小心pthread_cond_signal和SetEvent之间的差异

 

今天帮同事查一个多线程的BUG,其中一个线程挂在g_cond_wait上不动了。从代码来看,看出不出任何问题,g_cond_wait和g_cond_signal是严格配对的。折腾了两个小时后,从LOG信息中发现,g_cond_wait和g_cond_signal的顺序有点问题,一个线程先调g_cond_signal,另外一个线程才调g_cond_wait。

 

g_cond_signal是glib的封装,在Linux下,是用pthread_cond_signal模拟的,在Win32下,是用SetEvent模拟的。
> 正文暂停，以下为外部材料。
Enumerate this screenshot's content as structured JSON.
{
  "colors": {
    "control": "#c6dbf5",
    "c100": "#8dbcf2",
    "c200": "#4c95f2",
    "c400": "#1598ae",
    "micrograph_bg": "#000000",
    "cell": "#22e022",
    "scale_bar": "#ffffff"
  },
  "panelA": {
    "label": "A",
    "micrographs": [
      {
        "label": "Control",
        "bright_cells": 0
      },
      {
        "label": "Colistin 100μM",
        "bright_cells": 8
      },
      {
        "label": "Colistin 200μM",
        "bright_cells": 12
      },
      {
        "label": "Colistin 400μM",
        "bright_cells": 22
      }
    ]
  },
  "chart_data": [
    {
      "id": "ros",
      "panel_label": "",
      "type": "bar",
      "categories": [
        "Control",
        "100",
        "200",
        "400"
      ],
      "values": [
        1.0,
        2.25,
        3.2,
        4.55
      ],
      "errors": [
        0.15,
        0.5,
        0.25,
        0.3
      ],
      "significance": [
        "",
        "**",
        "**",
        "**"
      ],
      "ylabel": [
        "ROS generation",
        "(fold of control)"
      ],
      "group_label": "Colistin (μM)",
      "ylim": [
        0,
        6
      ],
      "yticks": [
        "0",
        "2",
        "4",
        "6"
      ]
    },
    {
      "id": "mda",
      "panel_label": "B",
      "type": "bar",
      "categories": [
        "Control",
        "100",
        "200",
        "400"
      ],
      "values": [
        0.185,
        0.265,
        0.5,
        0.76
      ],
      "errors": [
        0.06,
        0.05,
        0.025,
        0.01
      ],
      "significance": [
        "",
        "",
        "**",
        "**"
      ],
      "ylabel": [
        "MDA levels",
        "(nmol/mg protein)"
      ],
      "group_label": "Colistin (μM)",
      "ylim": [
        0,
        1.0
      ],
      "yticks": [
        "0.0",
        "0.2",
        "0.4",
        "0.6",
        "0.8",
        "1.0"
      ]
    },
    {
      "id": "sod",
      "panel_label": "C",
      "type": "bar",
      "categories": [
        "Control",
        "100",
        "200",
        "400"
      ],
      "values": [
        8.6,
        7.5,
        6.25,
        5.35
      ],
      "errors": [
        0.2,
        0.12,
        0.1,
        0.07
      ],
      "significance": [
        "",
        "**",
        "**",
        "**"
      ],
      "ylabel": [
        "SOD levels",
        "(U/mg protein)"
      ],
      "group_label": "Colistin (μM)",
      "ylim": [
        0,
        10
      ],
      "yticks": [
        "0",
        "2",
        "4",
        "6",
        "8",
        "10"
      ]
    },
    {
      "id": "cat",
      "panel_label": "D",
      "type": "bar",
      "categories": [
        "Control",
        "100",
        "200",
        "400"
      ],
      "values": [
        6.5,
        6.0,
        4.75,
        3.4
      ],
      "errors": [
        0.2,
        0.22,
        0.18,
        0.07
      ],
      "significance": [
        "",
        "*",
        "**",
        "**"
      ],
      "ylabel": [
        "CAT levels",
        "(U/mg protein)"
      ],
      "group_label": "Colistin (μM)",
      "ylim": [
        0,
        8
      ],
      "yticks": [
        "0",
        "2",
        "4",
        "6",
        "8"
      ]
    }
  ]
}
在Win32下,SetEvent和WaitForSingleObject在两个线程中的调用顺序没有关系,奇怪,难道在linux下两者的调用顺序有影响吗?

 

看了pthread的代码,果然如此:pthread_cond_signal发现没有其它线程等待,它直接返回了(见用红色高亮的代码)。



int pthread_cond_signal(pthread_cond_t *cond)

{

    if (cond == NULL)

        return pth_error(EINVAL, EINVAL);

    if (*cond == PTHREAD_COND_INITIALIZER)
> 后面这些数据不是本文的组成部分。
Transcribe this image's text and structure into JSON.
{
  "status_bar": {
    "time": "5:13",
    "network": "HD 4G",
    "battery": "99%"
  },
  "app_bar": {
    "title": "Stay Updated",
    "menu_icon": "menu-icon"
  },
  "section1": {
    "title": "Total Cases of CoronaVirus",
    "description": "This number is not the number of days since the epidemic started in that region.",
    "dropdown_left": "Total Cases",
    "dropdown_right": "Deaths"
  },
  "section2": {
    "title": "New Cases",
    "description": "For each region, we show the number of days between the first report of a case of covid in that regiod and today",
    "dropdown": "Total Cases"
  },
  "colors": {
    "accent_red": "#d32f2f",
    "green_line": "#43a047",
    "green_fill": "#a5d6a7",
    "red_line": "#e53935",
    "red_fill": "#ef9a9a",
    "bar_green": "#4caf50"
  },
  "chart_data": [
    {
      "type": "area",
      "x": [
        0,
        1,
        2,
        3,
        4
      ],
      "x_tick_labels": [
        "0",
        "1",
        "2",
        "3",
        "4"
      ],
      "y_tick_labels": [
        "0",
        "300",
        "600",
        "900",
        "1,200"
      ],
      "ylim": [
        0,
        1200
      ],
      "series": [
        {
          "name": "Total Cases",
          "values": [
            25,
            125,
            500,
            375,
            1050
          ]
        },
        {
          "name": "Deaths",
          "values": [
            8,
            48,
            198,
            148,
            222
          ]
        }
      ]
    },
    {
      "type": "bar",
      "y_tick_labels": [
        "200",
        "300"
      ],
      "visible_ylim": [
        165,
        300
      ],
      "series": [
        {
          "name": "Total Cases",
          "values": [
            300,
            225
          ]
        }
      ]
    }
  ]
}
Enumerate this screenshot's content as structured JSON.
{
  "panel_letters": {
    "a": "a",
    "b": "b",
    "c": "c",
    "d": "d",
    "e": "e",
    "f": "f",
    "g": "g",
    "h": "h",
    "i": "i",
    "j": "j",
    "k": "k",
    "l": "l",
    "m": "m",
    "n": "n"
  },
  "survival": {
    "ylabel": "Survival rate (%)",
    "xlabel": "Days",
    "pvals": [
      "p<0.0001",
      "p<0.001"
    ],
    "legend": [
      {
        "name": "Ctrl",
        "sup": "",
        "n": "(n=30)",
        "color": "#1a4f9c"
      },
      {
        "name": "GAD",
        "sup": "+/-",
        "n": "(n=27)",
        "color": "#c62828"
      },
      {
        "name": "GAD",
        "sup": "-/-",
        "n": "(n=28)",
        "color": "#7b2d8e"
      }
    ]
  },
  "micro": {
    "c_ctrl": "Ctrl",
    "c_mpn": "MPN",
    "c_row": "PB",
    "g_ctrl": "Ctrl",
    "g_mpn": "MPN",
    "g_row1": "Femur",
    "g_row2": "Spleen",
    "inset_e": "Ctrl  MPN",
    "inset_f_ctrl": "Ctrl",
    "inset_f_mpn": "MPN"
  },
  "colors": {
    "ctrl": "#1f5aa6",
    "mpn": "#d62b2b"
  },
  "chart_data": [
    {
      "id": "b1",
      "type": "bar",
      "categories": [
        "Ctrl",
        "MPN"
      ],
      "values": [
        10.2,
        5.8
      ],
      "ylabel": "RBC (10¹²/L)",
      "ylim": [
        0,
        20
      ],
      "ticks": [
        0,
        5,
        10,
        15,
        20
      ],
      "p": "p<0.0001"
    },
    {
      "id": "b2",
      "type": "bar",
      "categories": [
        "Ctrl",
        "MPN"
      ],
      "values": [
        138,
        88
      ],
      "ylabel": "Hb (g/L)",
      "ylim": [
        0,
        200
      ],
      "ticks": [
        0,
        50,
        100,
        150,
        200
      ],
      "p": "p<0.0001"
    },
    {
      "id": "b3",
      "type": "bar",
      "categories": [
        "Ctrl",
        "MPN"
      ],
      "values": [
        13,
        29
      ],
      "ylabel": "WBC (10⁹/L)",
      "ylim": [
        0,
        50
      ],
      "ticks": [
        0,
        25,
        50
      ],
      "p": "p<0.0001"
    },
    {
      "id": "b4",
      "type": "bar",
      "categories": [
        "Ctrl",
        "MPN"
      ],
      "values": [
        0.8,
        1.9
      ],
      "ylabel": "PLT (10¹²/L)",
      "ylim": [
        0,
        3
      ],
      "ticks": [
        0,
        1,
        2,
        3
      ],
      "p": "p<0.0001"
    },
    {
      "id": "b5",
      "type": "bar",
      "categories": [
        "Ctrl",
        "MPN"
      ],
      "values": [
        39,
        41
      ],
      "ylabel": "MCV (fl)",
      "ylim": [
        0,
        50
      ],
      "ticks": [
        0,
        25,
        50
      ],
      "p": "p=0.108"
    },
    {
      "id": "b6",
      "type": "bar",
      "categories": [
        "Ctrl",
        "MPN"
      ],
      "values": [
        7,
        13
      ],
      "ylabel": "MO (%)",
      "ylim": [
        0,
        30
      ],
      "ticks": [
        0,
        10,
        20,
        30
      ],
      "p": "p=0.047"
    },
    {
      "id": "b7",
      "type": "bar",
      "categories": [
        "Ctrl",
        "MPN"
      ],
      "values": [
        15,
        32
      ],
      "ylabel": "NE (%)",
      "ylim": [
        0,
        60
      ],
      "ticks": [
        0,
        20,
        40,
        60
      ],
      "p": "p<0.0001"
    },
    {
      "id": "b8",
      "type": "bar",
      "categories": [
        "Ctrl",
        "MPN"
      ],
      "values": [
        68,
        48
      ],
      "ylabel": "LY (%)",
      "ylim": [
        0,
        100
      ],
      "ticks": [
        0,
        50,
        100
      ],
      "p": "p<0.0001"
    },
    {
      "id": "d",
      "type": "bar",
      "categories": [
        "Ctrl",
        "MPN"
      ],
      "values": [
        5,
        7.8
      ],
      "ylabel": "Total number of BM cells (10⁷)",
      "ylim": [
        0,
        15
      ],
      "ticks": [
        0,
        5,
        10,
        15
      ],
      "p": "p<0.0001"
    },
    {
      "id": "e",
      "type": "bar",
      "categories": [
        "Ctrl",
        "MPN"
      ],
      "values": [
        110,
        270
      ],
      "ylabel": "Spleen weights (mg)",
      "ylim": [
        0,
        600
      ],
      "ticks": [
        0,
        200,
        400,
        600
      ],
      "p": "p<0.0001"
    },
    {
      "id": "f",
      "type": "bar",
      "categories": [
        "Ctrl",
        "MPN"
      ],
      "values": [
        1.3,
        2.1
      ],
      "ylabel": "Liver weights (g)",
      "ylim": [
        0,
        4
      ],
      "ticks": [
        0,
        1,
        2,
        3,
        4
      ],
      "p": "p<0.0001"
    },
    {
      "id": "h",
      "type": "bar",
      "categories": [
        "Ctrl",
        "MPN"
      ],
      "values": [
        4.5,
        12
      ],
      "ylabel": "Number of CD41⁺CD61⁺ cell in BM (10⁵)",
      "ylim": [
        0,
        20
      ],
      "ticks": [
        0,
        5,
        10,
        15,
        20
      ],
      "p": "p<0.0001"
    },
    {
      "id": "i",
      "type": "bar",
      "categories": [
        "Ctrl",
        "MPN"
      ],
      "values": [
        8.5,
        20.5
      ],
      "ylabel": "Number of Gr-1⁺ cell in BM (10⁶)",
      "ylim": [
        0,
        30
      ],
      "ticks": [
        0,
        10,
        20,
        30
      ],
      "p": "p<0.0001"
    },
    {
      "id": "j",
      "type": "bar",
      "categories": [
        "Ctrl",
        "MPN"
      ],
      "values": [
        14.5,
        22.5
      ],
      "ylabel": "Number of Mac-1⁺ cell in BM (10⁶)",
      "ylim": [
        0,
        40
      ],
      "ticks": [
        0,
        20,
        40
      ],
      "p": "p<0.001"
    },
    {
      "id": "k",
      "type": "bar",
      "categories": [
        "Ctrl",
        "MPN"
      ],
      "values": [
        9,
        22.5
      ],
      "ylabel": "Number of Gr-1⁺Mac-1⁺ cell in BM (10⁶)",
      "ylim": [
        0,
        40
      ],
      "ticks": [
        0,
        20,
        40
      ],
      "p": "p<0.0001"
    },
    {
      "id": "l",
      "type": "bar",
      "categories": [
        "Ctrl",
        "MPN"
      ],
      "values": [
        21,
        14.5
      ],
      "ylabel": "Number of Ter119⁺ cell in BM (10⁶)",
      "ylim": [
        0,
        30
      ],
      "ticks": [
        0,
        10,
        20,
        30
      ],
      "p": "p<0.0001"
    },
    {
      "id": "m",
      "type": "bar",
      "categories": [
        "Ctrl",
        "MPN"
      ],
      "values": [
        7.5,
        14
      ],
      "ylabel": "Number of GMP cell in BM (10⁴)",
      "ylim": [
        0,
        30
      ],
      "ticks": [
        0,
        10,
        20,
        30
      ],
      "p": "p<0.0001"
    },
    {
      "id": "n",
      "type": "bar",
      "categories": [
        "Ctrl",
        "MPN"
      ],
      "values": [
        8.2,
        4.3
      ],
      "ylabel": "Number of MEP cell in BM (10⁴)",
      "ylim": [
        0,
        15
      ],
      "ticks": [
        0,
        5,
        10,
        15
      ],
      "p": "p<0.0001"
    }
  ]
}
        if (pthread_cond_init(cond, NULL) != OK)

            return errno;

    if (!pth_cond_notify((pth_cond_t *)(*cond), FALSE))

        return errno;

    return OK;

}

int pth_cond_notify(pth_cond_t *cond, int broadcast)

{      

    /* consistency checks */

    if (cond == NULL)

        return pth_error(FALSE, EINVAL);

    if (!(cond->cn_state & PTH_COND_INITIALIZED))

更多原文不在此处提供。